Common symptoms of an STI include unusual odorous discharge from the genitals, bleeding after sexual intercourse or between periods, swelling, itching or burning sensation around the genital or rectal area, painful urination, abdominal pain, and fever.

  • Individuals who have previously engaged in a morally loose lifestyle.

If you have previously engaged in a morally loose lifestyle such as having multiple sexual partners, you should get yourself tested of chlamydia and other STIs. The more sexually active a person is with multiple partners, the more he becomes vulnerable to bacteria, viruses, and parasites that are sexually transmitted.

  • Couples who are thinking of taking their relationship to a more serious level.

Does it matter to get tested even if you and your partner agree to get married and be faithful to each other throughout your entire lifetime together? This can be essential. Though each of you might be confident that you are free from any of those infections, having yourselves undergo testing shows your concern and commitment to your significant other’s health and welfare. This action can foster trust and security that are both essential in the foundation of a loving and thriving relationship.

Moreover, making sure that both of you are free from any STD, makes your marriage a secure and ideal place to raise healthy children in the future.

  • Pregnant women.

As mentioned earlier, chlamydia and other types of STIs can lead to serious consequences and complications when left untreated, especially for pregnant women. Chlamydia can infect the eyes of a newborn baby, causing conjunctivitis and blindness. Mothers who have been infected of other STDs may suffer from premature labor and stillbirths. This is why pregnant women should have themselves tested for any STIs at the start of their pregnancy.

Home Test Kits are Conveniently Accessible

If you fall under any of those categories mentioned above, it’s time you get yourself tested. Nowadays, it’s so easy and convenient to do so. You don’t have any reason to hesitate and postpone it. Home test kits for chlamydia and other STIs eliminate the need to set an appointment at the doctor’s office. Most of all, it’s more private and the result is confidentially revealed. Read more about that here.

All you have to do is to order a test kit online. Then, once you get the test kit, read and follow the instructions carefully. Prepare the bodily specimen or swab that is needed. Then, once the sample is ready, it will be sent to the laboratory for testing. You will get your result via email or through a private access to the website. That easy.
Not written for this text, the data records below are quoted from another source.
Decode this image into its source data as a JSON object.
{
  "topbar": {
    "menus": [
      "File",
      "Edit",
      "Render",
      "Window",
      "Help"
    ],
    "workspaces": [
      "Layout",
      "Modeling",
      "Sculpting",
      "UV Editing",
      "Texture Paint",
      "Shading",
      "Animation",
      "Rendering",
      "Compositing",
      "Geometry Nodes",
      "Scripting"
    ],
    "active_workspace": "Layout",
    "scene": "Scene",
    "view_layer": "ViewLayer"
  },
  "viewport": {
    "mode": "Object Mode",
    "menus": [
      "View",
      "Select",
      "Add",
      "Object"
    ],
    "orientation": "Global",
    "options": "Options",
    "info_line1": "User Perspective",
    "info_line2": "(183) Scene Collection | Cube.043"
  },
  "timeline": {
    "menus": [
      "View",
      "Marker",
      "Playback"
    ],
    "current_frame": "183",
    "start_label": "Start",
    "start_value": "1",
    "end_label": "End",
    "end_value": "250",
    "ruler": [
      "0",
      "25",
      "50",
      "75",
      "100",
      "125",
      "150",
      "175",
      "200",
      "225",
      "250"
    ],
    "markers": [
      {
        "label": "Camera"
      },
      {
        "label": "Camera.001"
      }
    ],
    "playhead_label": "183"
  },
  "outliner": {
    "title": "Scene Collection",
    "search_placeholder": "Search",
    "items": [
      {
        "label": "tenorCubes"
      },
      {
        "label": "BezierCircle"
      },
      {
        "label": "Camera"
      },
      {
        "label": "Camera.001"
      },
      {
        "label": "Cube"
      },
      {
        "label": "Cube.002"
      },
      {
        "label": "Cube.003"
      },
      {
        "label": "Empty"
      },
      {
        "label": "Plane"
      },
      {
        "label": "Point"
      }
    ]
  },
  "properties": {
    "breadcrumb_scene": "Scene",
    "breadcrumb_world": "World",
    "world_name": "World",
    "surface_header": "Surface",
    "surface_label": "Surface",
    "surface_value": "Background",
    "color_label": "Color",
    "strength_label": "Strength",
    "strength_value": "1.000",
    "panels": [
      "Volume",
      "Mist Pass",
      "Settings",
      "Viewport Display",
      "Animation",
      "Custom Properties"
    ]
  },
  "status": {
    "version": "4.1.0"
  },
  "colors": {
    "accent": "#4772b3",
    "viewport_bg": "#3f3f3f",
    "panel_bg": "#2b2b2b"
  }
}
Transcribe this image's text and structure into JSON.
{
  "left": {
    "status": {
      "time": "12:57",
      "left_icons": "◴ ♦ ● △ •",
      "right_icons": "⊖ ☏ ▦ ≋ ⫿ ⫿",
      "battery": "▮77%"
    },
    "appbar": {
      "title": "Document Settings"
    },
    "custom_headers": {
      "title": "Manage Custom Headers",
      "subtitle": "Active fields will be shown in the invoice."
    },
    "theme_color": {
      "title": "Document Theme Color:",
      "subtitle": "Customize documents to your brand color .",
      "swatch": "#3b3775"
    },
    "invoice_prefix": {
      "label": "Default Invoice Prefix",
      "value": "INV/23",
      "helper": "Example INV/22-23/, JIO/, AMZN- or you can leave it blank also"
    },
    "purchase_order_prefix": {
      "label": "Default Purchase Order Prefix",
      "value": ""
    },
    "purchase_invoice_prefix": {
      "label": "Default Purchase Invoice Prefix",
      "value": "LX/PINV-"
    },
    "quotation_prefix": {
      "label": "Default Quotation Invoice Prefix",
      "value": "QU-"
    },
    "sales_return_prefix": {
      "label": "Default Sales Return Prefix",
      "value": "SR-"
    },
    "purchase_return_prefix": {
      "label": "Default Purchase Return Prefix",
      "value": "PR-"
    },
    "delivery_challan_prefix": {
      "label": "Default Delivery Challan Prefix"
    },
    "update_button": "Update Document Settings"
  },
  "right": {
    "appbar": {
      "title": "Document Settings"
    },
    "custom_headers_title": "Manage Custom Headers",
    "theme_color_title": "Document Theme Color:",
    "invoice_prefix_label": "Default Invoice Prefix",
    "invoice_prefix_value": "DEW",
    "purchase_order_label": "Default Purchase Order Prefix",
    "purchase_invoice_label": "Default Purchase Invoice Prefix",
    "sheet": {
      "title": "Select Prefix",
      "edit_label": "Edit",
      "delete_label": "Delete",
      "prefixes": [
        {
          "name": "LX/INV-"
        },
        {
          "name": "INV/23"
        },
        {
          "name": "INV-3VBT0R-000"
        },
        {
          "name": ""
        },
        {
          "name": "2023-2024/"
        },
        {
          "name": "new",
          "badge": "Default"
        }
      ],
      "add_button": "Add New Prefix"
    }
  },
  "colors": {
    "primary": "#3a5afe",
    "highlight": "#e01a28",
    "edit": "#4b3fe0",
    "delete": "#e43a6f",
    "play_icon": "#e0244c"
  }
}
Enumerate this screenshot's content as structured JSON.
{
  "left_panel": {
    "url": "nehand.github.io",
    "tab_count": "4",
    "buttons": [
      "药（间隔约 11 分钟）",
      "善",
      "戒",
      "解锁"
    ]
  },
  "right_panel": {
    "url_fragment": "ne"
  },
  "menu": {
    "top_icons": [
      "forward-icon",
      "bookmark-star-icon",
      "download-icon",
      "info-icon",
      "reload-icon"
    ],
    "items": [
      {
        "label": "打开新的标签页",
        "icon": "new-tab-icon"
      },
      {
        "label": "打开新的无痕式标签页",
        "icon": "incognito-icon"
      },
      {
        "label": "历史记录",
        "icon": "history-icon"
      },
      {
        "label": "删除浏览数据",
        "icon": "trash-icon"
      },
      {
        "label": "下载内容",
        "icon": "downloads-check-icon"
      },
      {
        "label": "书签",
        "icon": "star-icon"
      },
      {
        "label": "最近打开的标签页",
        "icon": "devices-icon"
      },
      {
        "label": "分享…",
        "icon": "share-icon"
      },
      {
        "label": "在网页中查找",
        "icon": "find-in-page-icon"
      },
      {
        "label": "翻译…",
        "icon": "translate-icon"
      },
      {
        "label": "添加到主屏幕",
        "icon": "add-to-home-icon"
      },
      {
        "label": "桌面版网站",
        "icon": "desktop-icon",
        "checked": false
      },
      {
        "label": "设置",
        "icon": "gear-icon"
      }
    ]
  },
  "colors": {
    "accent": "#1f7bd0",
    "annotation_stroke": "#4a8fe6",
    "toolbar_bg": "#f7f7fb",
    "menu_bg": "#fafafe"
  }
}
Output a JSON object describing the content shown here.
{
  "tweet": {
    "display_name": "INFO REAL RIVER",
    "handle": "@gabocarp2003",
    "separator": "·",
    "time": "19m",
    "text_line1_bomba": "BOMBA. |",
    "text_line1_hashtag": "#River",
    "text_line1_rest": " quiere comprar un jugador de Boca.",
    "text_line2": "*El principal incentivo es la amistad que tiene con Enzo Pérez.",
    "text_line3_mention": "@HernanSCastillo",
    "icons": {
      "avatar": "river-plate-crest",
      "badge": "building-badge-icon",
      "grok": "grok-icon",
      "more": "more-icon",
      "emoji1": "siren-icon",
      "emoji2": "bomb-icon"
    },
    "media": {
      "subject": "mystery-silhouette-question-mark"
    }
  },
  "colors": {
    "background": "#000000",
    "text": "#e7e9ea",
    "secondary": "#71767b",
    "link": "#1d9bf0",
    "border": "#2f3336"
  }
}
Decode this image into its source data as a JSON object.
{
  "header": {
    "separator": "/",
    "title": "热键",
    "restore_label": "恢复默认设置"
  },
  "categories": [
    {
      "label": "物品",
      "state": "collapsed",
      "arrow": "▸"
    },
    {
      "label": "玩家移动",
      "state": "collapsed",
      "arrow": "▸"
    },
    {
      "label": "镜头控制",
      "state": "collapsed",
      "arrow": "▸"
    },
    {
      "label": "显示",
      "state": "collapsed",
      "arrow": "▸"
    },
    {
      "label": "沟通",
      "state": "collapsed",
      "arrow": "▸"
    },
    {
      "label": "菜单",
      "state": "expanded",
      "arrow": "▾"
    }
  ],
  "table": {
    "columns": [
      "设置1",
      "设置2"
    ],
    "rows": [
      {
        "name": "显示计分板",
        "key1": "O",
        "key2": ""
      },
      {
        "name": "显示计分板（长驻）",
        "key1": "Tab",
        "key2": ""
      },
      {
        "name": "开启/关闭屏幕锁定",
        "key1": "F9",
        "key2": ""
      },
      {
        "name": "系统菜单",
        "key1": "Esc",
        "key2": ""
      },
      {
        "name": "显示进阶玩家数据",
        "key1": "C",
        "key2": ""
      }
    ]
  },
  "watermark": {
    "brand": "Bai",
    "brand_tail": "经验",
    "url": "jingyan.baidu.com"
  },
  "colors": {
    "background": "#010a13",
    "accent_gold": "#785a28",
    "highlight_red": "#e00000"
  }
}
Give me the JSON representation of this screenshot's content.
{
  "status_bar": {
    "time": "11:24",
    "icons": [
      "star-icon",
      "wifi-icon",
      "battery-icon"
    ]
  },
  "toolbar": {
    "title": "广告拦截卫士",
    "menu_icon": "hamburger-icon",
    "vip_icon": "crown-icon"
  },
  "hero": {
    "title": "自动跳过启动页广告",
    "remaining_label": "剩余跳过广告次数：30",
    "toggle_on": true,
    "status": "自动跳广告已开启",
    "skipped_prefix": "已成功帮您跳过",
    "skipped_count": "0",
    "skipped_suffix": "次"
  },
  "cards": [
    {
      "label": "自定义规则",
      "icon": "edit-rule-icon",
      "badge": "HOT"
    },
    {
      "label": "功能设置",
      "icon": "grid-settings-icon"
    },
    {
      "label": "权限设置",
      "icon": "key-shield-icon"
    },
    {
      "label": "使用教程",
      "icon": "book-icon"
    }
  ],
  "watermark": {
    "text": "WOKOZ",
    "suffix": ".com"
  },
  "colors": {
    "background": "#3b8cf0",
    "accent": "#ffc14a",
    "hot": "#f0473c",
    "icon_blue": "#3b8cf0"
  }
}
Early detection is key to avoiding the serious impact of STIs to your reproductive health. However, you don’t have to suffer any of these if you uphold high moral standards, be faithful to your marriage partner, or stay single for the rest of your life. The last option sounds unlikely for you? Then, the first and second are non-negotiable.


Chlamydia trachomatis can be treated by taking antibiotic. It can either be a one-time dose, or you might need to take it once daily or you even multiple times a day for five to ten days.

In most cases, the infection can treated within one to two weeks. While getting treated, you should abstain from sex. It is also best that your sexual partner or partners get the treatment even they don’t show signs or symptoms of having chlamydia. If not, it is likely that the infection will be passed on back and forth.